Cboe is looking at a familiar crypto-derivatives problem

We have seen this movie before: traditional markets build a product, crypto traders shrug, then the exchange wonders whether it needs to speak a little more like the market it is trying to serve. That is the basic shape of the latest report around Cboe, which is said to be considering turning its Bitcoin and Ether continuous futures into perpetual futures.

The timing matters. The reporting ties this to a broader shift in U.S. crypto regulation and to competitors that are already moving further into the perpetuals space. In other words, this is not just about one contract type on one exchange. It is about whether a legacy derivatives venue wants to meet crypto traders where they already are.

What continuous futures and perpetual futures change

For readers who do not spend their weekends staring at funding rates, the distinction is pretty important. Continuous futures are designed to roll across contract expiries, while perpetual futures are the no-expiry contracts that have become a staple of crypto trading. That difference shapes how traders speculate, hedge, and keep positions open without constantly rolling into the next contract.

That is why this possible move is interesting. If Cboe does convert the products, it would not just be a label swap. It would be a sign that the exchange sees demand for the kind of structure crypto-native venues have used for years.

Product typeMain featureWhy traders care
Continuous futuresDesigned to roll across expiriesUseful for maintaining exposure without manually managing every expiration
Perpetual futuresNo expiry dateFits the way many crypto traders already trade and hedge

Why BTC and ETH are the obvious test cases

Bitcoin and Ether are the two names that make sense here because they remain the biggest, most established crypto assets in institutional trading. If a venue like Cboe wants to test whether perpetual-style contracts can work in a more traditional setting, those are the products to start with. Nobody sane starts with the weird edge case first.

That said, the move would still be a notable one. Cboe is a major derivatives exchange with a very different reputation and customer base than the crypto-native platforms that helped make perpetuals such a standard feature. If it changes these contracts, we should read that as a sign that the market is converging around a common playbook.

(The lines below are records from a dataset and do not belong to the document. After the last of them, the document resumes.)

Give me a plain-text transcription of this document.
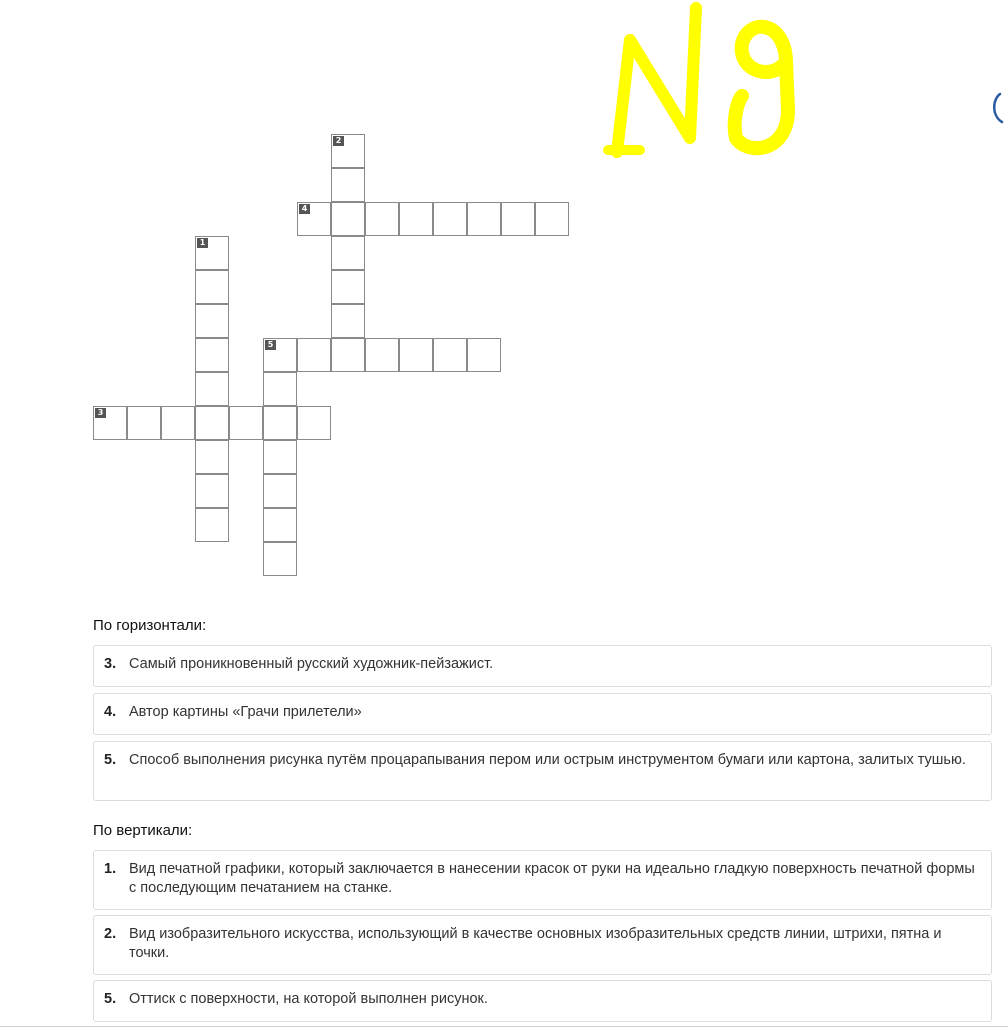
1
2
3
4
5
По горизонтали:
3. Самый проникновенный русский художник-пейзажист.
4. Автор картины «Грачи прилетели»
5. Способ выполнения рисунка путём процарапывания пером или острым инструментом бумаги или картона, залитых тушью.
По вертикали:
1. Вид печатной графики, который заключается в нанесении красок от руки на идеально гладкую поверхность печатной формы с последующим печатанием на станке.
2. Вид изобразительного искусства, использующий в качестве основных изобразительных средств линии, штрихи, пятна и точки.
5. Оттиск с поверхности, на которой выполнен рисунок.
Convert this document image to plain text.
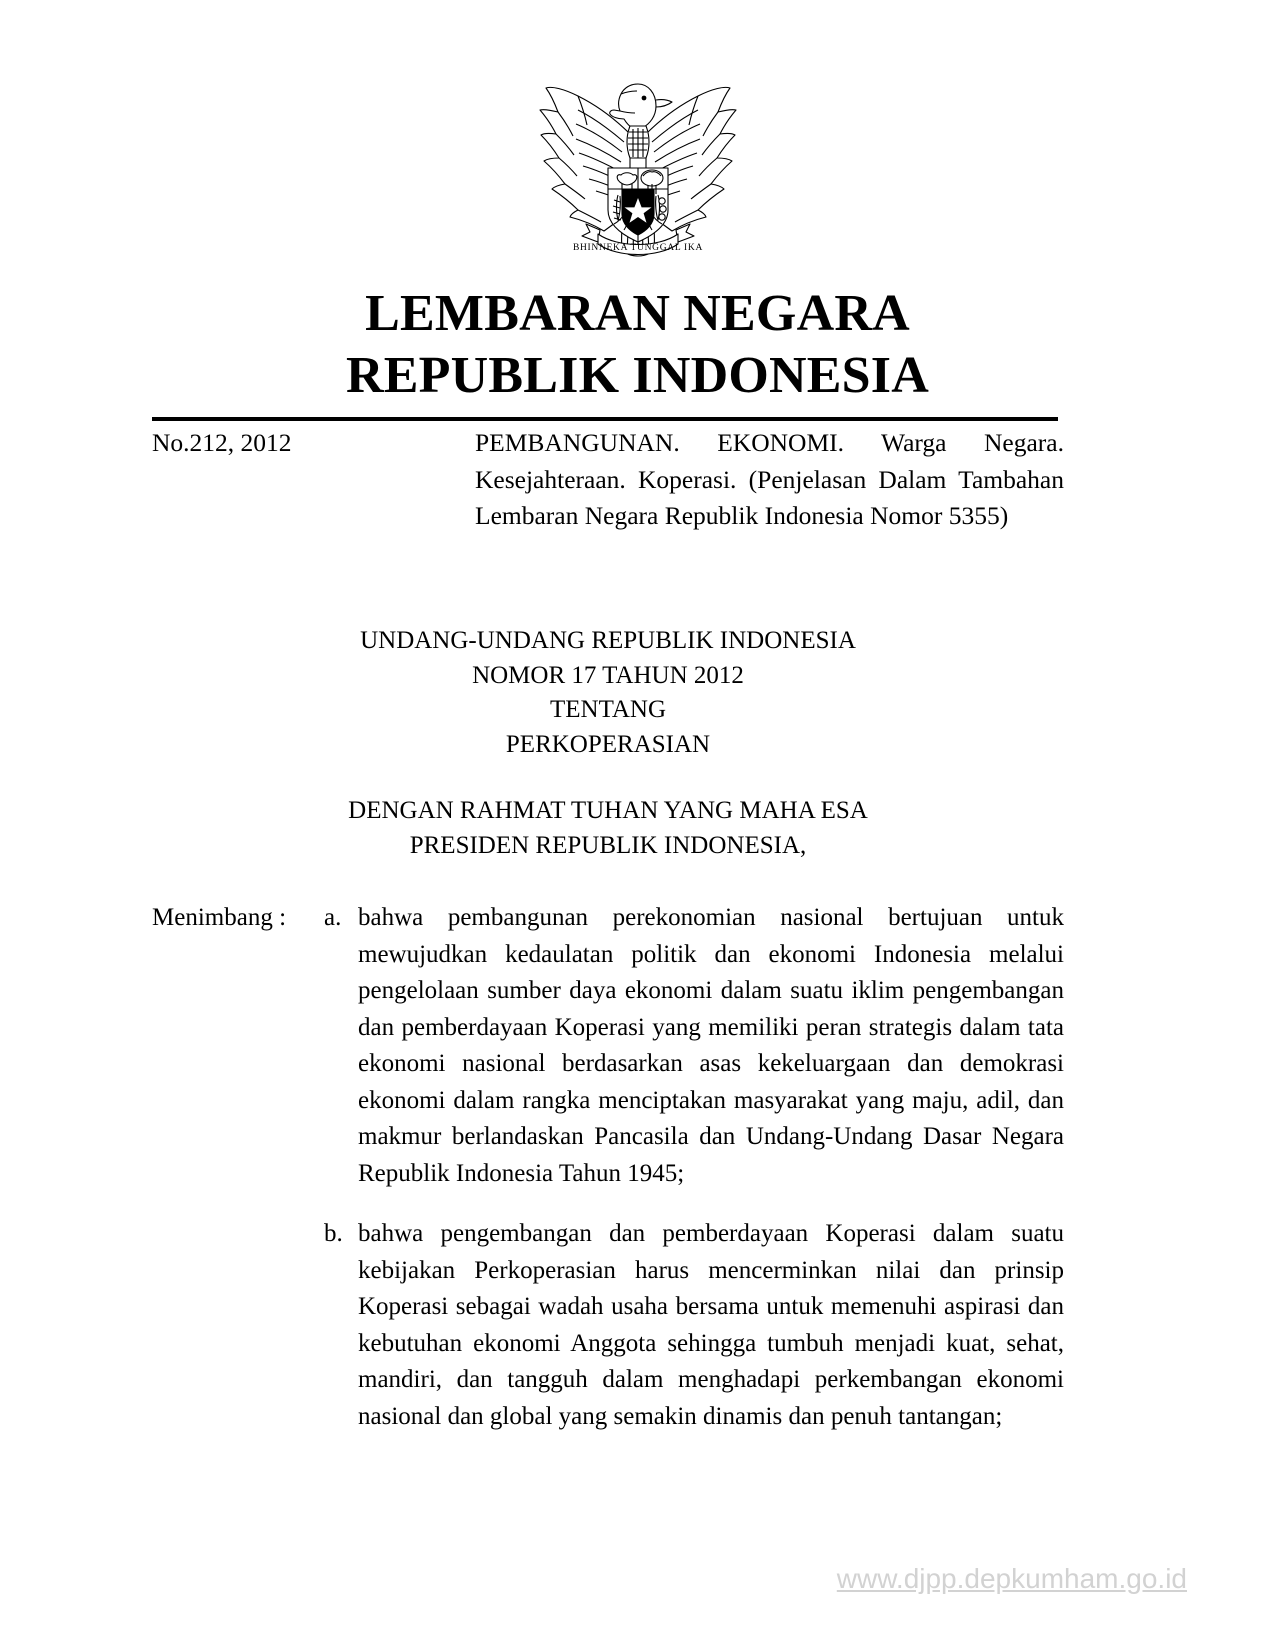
BHINNEKA TUNGGAL IKA
LEMBARAN NEGARA
REPUBLIK INDONESIA
No.212, 2012	PEMBANGUNAN. EKONOMI. Warga Negara. Kesejahteraan. Koperasi. (Penjelasan Dalam Tambahan Lembaran Negara Republik Indonesia Nomor 5355)
UNDANG-UNDANG REPUBLIK INDONESIA
NOMOR 17 TAHUN 2012
TENTANG
PERKOPERASIAN
DENGAN RAHMAT TUHAN YANG MAHA ESA
PRESIDEN REPUBLIK INDONESIA,
Menimbang :	a. bahwa pembangunan perekonomian nasional bertujuan untuk mewujudkan kedaulatan politik dan ekonomi Indonesia melalui pengelolaan sumber daya ekonomi dalam suatu iklim pengembangan dan pemberdayaan Koperasi yang memiliki peran strategis dalam tata ekonomi nasional berdasarkan asas kekeluargaan dan demokrasi ekonomi dalam rangka menciptakan masyarakat yang maju, adil, dan makmur berlandaskan Pancasila dan Undang-Undang Dasar Negara Republik Indonesia Tahun 1945;
b. bahwa pengembangan dan pemberdayaan Koperasi dalam suatu kebijakan Perkoperasian harus mencerminkan nilai dan prinsip Koperasi sebagai wadah usaha bersama untuk memenuhi aspirasi dan kebutuhan ekonomi Anggota sehingga tumbuh menjadi kuat, sehat, mandiri, dan tangguh dalam menghadapi perkembangan ekonomi nasional dan global yang semakin dinamis dan penuh tantangan;
www.djpp.depkumham.go.id
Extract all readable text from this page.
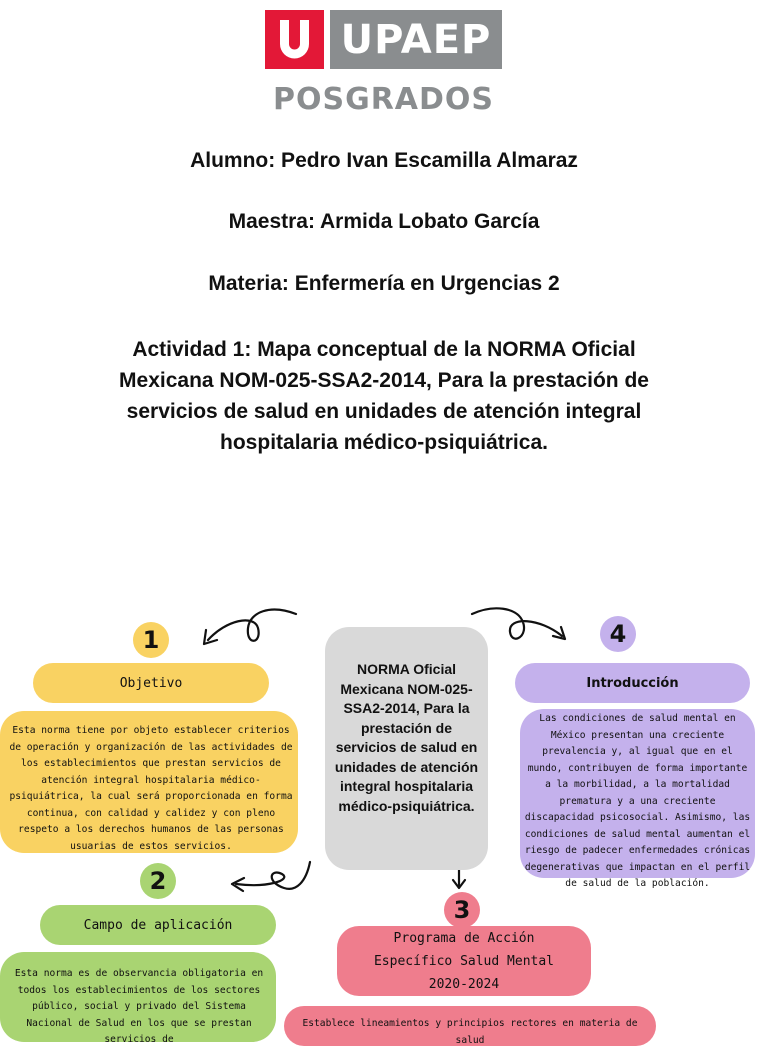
UPAEP
POSGRADOS
Alumno: Pedro Ivan Escamilla Almaraz
Maestra: Armida Lobato García
Materia: Enfermería en Urgencias 2
Actividad 1: Mapa conceptual de la NORMA Oficial Mexicana NOM-025-SSA2-2014, Para la prestación de servicios de salud en unidades de atención integral hospitalaria médico-psiquiátrica.
NORMA Oficial Mexicana NOM-025-SSA2-2014, Para la prestación de servicios de salud en unidades de atención integral hospitalaria médico-psiquiátrica.
1
Objetivo
Esta norma tiene por objeto establecer criterios de operación y organización de las actividades de los establecimientos que prestan servicios de atención integral hospitalaria médico-psiquiátrica, la cual será proporcionada en forma continua, con calidad y calidez y con pleno respeto a los derechos humanos de las personas usuarias de estos servicios.
4
Introducción
Las condiciones de salud mental en México presentan una creciente prevalencia y, al igual que en el mundo, contribuyen de forma importante a la morbilidad, a la mortalidad prematura y a una creciente discapacidad psicosocial. Asimismo, las condiciones de salud mental aumentan el riesgo de padecer enfermedades crónicas degenerativas que impactan en el perfil de salud de la población.
2
Campo de aplicación
Esta norma es de observancia obligatoria en todos los establecimientos de los sectores público, social y privado del Sistema Nacional de Salud en los que se prestan servicios de
3
Programa de Acción Específico Salud Mental 2020-2024
Establece lineamientos y principios rectores en materia de salud
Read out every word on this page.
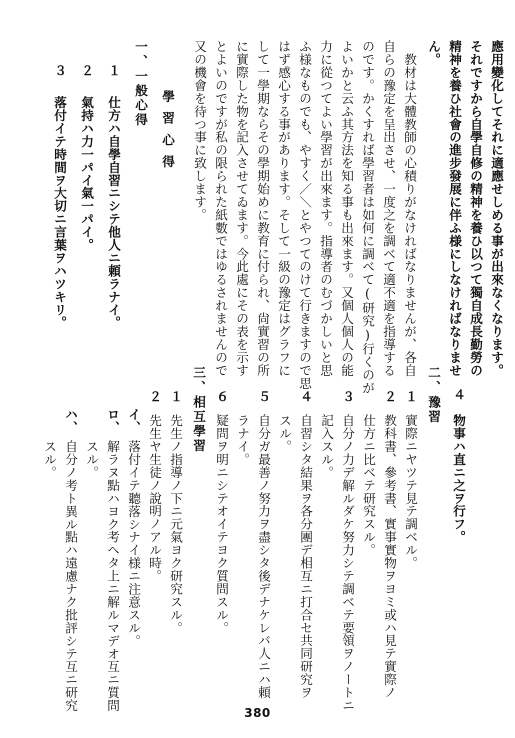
應用變化してそれに適應せしめる事が出來なくなります。
それですから自學自修の精神を養ひ以つて獨自成長勤勞の
精神を養ひ社會の進步發展に伴ふ様にしなければなりませ
ん。
　教材は大體教師の心積りがなければなりませんが、各自
自らの豫定を呈出させ、一度之を調べて適不適を指導する
のです。かくすれば學習者は如何に調べて(研究)行くのが
よいかと云ふ其方法を知る事も出來ます。又個人個人の能
力に從つてよい學習が出來ます。指導者のむづかしいと思
ふ様なものでも、やすく／＼とやつてのけて行きますので思
はず感心する事があります。そして一級の豫定はグラフに
して一學期ならその學期始めに教育に付られ、尙實習の所
に實際した物を記入させてゐます。今此處にその表を示す
とよいのですが私の限られた紙數ではゆるされませんので
又の機會を待つ事に致します。
學習心得
一、一般心得
１
仕方ハ自學自習ニシテ他人ニ頼ラナイ。
２
氣持ハ力一パイ氣一パイ。
３
落付イテ時間ヲ大切ニ言葉ヲハツキリ。
４
物事ハ直ニ之ヲ行フ。
二、豫習
１
實際ニヤツテ見テ調ベル。
２
教科書、參考書、實事實物ヲヨミ或ハ見テ實際ノ
仕方ニ比ベテ研究スル。
３
自分ノ力デ解ルダケ努力シテ調ベテ要領ヲノートニ
記入スル。
４
自習シタ結果ヲ各分團デ相互ニ打合セ共同研究ヲ
スル。
５
自分ガ最善ノ努力ヲ盡シタ後デナケレバ人ニハ頼
ラナイ。
６
疑問ヲ明ニシテオイテヨク質問スル。
三、相互學習
１
先生ノ指導ノ下ニ元氣ヨク研究スル。
２
先生ヤ生徒ノ說明ノアル時。
イ、
落付イテ聽落シナイ様ニ注意スル。
ロ、
解ラヌ點ハヨク考ヘタ上ニ解ルマデオ互ニ質問
スル。
ハ、
自分ノ考ト異ル點ハ遠慮ナク批評シテ互ニ研究
スル。
380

The competitive pressure is the real story

The report points to rivals like Coinbase and Kalshi expanding their offerings, which gives us the other half of the picture. Exchanges do not make these kinds of product decisions in a vacuum. They make them when competitors are making users and liquidity look elsewhere.

That kind of pressure matters even more when regulation is moving. If U.S. rules are becoming more workable for crypto derivatives, the venues that can adapt fastest are the ones most likely to capture attention, volume, and ultimately the sticky trader relationships everybody wants.

What we should watch next

For now, the key word is weighs. This is a reported consideration, not a confirmed launch. So the sensible move is to watch for any formal product filing, rule change, or exchange announcement before treating this as a done deal.

Here is the short version of what matters next:

  • Whether Cboe formally files a conversion plan for the BTC and ETH contracts
  • Whether regulators signal any objection or delay
  • Whether other major venues respond with similar product changes
  • Whether crypto traders actually migrate to the new structure in meaningful numbers

If this goes ahead, it would tell us something useful about where crypto derivatives are headed in the U.S. market. The old guard is not always the first to move, but when it starts copying the crypto-native playbook, that usually means the playbook has won more of the argument than the purists want to admit.